Day 21: Big Valley, scary campground
We camp at a private place in the orchards region. We get in late and the lady lets us in through a gate. No visitors allowed. It’s a family-values area, a sign says. It seems kind of prison like. She says there aren’t many people, with plenty of prime spaces left down by the river. We drive in and find lots of people and one space left by the river. They also charge by the camper, not the site. We see why when the first site by the river has maybe 6 tents. Shirtless people with tattoos and pitbulls stare at us as we roll past. There are hotrod boats and jetskis pulled up by every site. We pull into the empty site. When we get out of the car we are blasted by rock’n’roll. I immediately panic and say we can’t stay here but M says to just get used to it. I try for a couple minutes by walking around. I tell her I can’t take it–she’s freaking, too–so I walk over to the neighbors. I say Hi. They’re drunk and tease me a bit but the music gets turned off. A teenage girl had been doing her makeup for 20 minutes in the huge new SUV and no one had cared that she had the sound system on max. Whew. We settle in.
The kids invent a new game in the tent, while we read outside by the river, called “Baby’s Bonnet” where one wacks a pillowcase off the head of the other with the pillow.

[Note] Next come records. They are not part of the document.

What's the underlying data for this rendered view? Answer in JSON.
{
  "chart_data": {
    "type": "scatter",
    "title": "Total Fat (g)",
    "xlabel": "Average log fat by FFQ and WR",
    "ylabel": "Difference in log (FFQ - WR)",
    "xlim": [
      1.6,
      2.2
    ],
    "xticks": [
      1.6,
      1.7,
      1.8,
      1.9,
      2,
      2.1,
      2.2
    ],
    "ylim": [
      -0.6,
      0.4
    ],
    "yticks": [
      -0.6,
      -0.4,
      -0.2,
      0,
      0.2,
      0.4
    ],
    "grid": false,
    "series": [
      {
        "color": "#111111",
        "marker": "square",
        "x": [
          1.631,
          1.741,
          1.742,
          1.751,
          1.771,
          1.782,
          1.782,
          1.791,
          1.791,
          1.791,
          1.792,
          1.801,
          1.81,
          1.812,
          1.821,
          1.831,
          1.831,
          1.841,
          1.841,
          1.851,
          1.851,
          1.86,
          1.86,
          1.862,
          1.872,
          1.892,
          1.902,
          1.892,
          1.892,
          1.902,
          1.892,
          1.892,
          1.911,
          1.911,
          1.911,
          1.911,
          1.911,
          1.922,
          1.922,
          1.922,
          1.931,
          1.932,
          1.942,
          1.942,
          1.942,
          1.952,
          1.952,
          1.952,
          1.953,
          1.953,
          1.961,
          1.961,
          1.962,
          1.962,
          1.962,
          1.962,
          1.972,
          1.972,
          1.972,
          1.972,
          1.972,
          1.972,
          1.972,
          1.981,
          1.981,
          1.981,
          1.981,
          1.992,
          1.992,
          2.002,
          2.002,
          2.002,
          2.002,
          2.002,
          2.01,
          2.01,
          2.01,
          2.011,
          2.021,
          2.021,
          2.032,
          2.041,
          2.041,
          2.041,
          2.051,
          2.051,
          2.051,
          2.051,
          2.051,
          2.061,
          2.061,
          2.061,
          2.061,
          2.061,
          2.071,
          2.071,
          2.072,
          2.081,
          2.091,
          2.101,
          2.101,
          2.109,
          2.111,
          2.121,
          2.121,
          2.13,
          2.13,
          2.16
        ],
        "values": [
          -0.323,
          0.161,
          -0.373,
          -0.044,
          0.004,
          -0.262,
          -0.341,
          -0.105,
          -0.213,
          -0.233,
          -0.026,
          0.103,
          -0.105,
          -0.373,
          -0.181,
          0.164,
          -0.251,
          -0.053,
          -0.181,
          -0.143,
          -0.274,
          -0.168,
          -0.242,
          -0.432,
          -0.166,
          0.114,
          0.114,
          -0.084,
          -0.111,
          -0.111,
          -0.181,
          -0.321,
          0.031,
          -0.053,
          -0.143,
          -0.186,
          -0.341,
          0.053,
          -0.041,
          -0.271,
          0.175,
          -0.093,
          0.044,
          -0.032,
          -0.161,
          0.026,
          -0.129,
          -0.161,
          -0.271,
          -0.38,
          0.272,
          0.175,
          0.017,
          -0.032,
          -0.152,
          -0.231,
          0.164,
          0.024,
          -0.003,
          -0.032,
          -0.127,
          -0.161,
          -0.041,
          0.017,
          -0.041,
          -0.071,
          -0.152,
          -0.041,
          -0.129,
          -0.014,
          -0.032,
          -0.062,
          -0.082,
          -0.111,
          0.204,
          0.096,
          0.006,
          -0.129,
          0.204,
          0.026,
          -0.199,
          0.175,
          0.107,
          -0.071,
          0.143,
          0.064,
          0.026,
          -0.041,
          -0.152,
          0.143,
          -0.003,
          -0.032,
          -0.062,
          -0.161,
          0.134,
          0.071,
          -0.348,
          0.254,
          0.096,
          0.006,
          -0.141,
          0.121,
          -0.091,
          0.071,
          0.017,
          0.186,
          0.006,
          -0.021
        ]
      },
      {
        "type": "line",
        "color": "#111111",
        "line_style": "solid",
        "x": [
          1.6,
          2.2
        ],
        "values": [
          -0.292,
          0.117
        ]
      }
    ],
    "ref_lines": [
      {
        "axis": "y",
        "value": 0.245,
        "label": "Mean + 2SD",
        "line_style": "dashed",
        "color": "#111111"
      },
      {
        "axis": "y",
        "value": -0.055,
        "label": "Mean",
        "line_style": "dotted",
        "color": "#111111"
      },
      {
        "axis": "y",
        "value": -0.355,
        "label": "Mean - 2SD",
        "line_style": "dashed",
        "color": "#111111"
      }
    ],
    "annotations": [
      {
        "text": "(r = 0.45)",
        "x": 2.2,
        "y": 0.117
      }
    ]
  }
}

The huge irrigation river (the Sacramento?) flows past seemingly higher than the level of the ground, just bulging with water. In the twilight under a rising full moon someone starts their hot-boat, the silence shattered by a flaming, erupting, engine–8 exhaust pipes pointed skyward–as it gently idles its way around to another campsite.

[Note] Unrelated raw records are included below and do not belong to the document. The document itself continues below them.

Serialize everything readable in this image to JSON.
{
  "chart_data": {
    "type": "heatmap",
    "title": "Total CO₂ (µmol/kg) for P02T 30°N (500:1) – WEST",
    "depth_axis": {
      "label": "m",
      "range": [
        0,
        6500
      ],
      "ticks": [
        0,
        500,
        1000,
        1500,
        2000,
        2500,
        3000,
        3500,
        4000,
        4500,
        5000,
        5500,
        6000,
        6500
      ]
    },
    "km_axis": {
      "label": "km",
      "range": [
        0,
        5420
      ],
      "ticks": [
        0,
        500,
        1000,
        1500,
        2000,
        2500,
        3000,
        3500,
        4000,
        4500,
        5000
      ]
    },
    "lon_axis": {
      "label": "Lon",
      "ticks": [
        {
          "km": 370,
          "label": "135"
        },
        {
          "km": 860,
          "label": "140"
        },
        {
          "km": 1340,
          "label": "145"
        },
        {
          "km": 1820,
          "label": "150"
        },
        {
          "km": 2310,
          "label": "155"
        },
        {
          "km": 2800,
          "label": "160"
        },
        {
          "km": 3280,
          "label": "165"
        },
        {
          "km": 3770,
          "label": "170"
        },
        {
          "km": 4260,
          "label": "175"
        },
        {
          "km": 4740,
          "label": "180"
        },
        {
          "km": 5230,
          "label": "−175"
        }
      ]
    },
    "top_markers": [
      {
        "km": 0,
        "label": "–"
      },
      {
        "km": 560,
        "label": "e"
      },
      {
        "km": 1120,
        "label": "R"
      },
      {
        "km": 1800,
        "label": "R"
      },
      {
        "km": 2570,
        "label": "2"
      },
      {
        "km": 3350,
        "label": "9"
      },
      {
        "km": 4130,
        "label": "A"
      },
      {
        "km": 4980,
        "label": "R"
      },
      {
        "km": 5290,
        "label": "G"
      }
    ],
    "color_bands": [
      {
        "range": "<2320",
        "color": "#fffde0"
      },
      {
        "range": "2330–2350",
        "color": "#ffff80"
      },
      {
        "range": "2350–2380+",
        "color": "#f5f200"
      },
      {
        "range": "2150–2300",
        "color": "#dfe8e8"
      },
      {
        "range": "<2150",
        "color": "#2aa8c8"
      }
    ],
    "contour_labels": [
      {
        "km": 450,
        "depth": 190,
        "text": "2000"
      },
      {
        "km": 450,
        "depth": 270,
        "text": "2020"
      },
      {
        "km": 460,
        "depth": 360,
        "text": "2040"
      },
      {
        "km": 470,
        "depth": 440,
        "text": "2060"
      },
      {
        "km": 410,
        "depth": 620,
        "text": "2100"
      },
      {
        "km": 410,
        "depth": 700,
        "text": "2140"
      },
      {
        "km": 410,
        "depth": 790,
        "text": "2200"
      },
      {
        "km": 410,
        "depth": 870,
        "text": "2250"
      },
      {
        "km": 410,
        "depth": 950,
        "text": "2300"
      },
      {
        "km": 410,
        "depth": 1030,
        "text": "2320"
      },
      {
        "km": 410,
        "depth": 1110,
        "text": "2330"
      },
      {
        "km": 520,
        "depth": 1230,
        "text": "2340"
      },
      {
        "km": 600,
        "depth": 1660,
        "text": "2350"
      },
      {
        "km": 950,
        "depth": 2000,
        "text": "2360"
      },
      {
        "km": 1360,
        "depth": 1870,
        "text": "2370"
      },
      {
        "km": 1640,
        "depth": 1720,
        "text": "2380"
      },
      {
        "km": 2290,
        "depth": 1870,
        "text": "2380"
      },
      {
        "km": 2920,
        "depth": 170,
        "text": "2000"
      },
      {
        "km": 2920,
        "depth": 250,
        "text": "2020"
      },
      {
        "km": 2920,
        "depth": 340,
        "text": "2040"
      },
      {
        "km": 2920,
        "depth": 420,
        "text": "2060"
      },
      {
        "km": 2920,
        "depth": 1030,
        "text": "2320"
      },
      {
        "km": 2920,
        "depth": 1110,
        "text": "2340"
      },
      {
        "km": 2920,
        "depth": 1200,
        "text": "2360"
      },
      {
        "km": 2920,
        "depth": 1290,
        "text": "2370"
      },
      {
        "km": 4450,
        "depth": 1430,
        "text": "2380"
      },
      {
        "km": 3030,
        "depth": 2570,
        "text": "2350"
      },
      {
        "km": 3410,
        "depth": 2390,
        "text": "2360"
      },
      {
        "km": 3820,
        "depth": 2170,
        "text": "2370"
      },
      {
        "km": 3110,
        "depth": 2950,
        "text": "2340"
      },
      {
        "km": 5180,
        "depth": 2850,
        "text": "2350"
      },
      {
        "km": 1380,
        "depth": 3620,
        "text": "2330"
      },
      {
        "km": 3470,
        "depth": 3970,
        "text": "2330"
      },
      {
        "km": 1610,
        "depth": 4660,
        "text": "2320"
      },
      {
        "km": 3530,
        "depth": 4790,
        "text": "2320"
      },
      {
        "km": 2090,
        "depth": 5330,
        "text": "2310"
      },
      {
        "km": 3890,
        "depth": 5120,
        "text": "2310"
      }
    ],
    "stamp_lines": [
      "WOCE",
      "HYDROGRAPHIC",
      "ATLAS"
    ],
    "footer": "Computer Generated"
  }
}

There are teens drifting about. After we go to bed the fireworks start. But at 11pm, silence. Whew. We leave early. It seems like the owners have firm but tenuous control. I sense a lot of pent-up raving up and down the beach. Man, the American public is a wild, thoughtless, animal thing.
We’re starting to realize that tenters are discriminated against. We have a camping guidebook and see that many of the nicer places say ‘no tents.’ I guess the wildest screaming riffraff party away their weekends in tents. People want huge RVs with loud generators and babbling TV sets instead. Too bad normal humans get lost in the cracks.
We also notice that tenting costs $15-28 in most places. With $25 being very common, almost the new standard. State places are $15. All this for the privilege to be with either a raving mob and/or a bunch of roaring generators. Open state land is the best bet left–other than somehow building a national directory of sane campgrounds. But out in the open, this land is your land, this land is my land.